6. Ende 2017 Vergleich der eigenen vergleichbaren Preise mit denen der Nachbarkollegen. Sollten Sie unter dem neuen Preisniveau am Markt liegen, ist eine weitere Erhöhung sinnvoll.

 

Die Schritte 1 und 2 sollten auf jeden Fall sofort erfolgen. Die weiteren Schritte können auch noch in den nächsten Wochen durchgeführt werden.

Kontinuierlicher Prozess

Vor dem Hintergrund der niedrigen Vergütung vieler praktizierender Tierärzte sollte die regelmäßige Überarbeitung der Preise der tierärztlichen Leistungen ein kontinuierlicher Prozess sein. Eine Checkliste Preiserhöhung in der Tierarztpraxis unabhängig von der GOT finden Sie hier.

Es lohnt sich

Bei dieser unternehmerischen Aufgabe lohnt sich in jedem Fall der Zeiteinsatz: Für Ihren Geldbeutel, wenn Sie Praxisinhaber sind – Für den Geldbeutel Ihrer Mitarbeiter und angestellten Tierärzte – für die Zukunft unseres Berufstands – und natürlich für die Tiere, die nur auf diesem Weg in Zukunft bei Notfällen noch zeitnah behandelt werden können.

 

1Comment
  • Dr. Stefan Gabriel
    Posted at 09:05h, 07 August

    Wenn Politikern im Vor-Wahlkampf nix mehr einfällt, dann verteilen sie Wahlgeschenke: Wer und warum nun im Referat 325 des Bundesministerium EL die seit Jahren in den Schubladen schlummernden GOT-Entwürfe hervorholte entzieht sich der Öffentlichkeit. Allerdings dürfte man dabei definitiv weniger an die Tierärzteschaft gedacht haben. Die hatte man jahrelang im Unklaren gelassen, ob es überhaupt weiterhin EU-konform eine staatliche Gebührenregelung geben dürfe.
    Doch auf einmal musste alles ganz schnell gehen… Gerade mal 2 Wochen Frist (darin lagen noch Himmelfahrt und Pfingsten!) wurde der BTK und den Landeskammern gesetzt, sich zum unvermittelt vorgelegten Entwurf einer GOT-Novelle zu äußern. Niemand hatte wohl ernsthaft vermutet, dass diese Stellungnahme so schnell tatsächlich zustande kommen könnte. Wie alle inzwischen wissen, hat es die Tierärzteschaft geschafft, trotz der unverschämt kurzen Frist eine einstimmige Ablehnung zu formulieren.
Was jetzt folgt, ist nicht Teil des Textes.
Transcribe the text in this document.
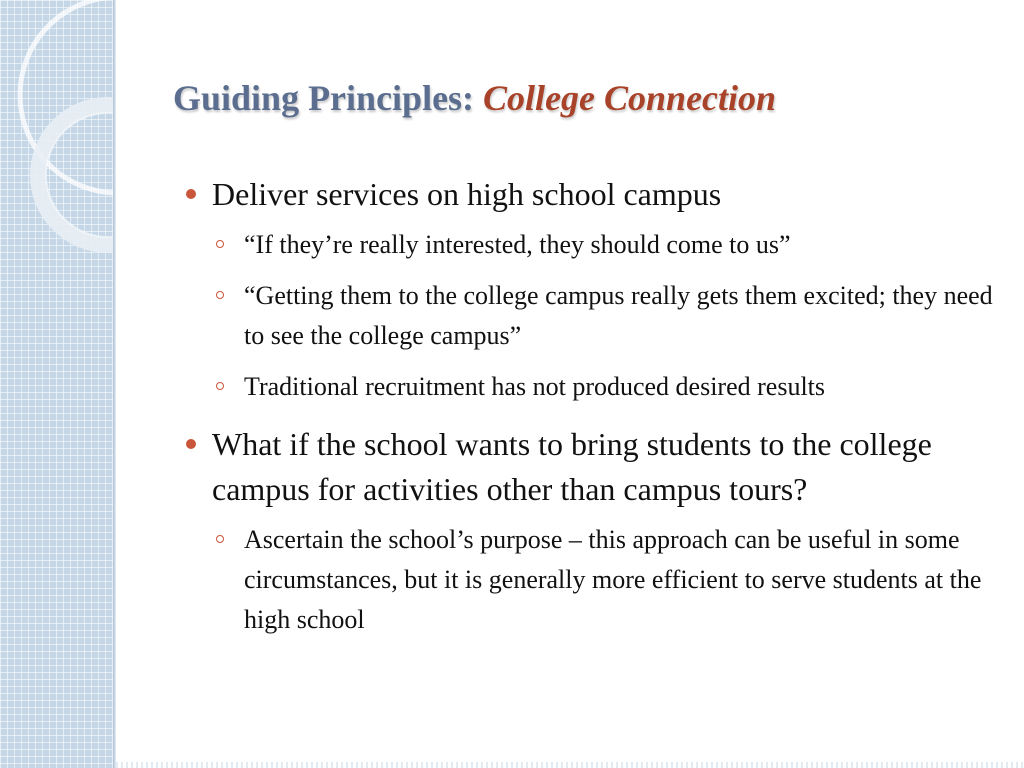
Guiding Principles: College Connection
Deliver services on high school campus
“If they’re really interested, they should come to us”
“Getting them to the college campus really gets them excited; they need to see the college campus”
Traditional recruitment has not produced desired results
What if the school wants to bring students to the college campus for activities other than campus tours?
Ascertain the school’s purpose – this approach can be useful in some circumstances, but it is generally more efficient to serve students at the high school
Diese Geschichte einer Sturzgeburt und die wohlformulierte Gegenargumentation der BTK ist detailliert nachzulesen unter:
    http://www.wir-sind-tierarzt.de/2017/06/tierarztverbaende-lehnen-got-erhoehung-ab/
    Besonders diejenigen Kollegen, die angesichts des enttäuschenden Ergebnisses erstmal aus alter Gewohnheit auf „die Standesvertreter“ einzuprügeln begannen, sollten das nachlesen! Trotz jahrelanger Verhandlungen in den vergangenen Jahren wurden in keinem einzigen Punkt inhaltliche Verbesserungsvorschläge aufgegriffen oder notwendige neue Positionen ergänzt. Die eigentlichen Hauptanliegen der Tierärzteschaft neben der Erhöhung waren im Ministerium genau bekannt – und wurden völlig ignoriert!
    Irgendwie wird das jedesmal missverstanden mit dem §12 Abs.1 der Bundestierärzteordnung, der die Bundesregierung ermächtigt, eine GOT zu erlassen. Darin steht wörtlich: „Dabei ist den berechtigten Interessen der Tierärzte und der zur Zahlung der Entgelte Verpflichteten Rechnung zu tragen.“ Der BTK-Präsident Prof. Theo Mantel stellte bereits 2012 fest: „Ein berechtigtes Interesse der zur Zahlung der Entgelte Verpflichteten daran, selbst real 2,5 Mal soviel Einkommen zur Verfügung zu haben wie 1971, den Tierärzten jedoch den realen Stand von 1971 zuzumuten, ist nicht zu begründen.“ Die damalige Pauschalerhöhung brachte nicht mal den Inflationsausgle.
    Nun also wieder: keine inhaltliche Änderung, der alte Gaul wurde etwas gestriegelt und den verblüfften Tierärzten mit 12% Pauschalerhöhung als „neu“ verkauft, bzw. geschenkt. Dazu noch die Unterschreitungsoption für die Katzenkastration. Geschenkt ist geschenkt !
    Die Tierärzteschaft hätte ja dringend ein belastbares Vielseitigkeitspferd gebraucht. Stattdessen bekam sie einen alten, lahmen Klepper dahingestellt. Jahrgang 1942 mit original Hakenkreuzbrand. 1988 und 1999 nochmal so gerade durch den TÜV gewunken, äußerlich etwas aufgehübscht, aber eben doch ein altes, nicht mehr zeitgemäßes Wrack.
    Die Unzulänglichkeiten sind aus den Vorgängerversionen ja bestens bekannt: fehlende Positionen, moderne Therapieverfahren fehlen, keine Regelung des Notdienstproblems, nicht mehr zeitgemäße Bewertung der einzelnen Leistungen im Vergleich, kein Ausgleich für den alltäglichen Dokumentationswahnsinn. Zur Frage der Alltagstauglichkeit muss man sich aber vor Augen halten, dass die GOT nie dazu gedacht war, den Tierärzten ein erträgliches Einkommen zu gewähren. Die GOT war seit der Urfassung von 1942 immer ein Instrument zur Limitierung tierärztlicher Gebühren zugunsten der Tierhalter. Ein Tierarztkostenbegrenzungsgesetz !
    Die Steigerungsmöglichkeit nach §2 im Bereich des ein- bis dreifachen Satzes ist zur Bewertung unterschiedlicher Schwierigkeitsgrade vorgesehen, nicht zum Inflations- und Kostenausgleich. Seit der Abkoppelung der GOT von der allgemeinen Lohnentwicklung 1971 ist aber wirtschaftliches Arbeiten im Bereich des Einfachsatzes nicht mehr möglich.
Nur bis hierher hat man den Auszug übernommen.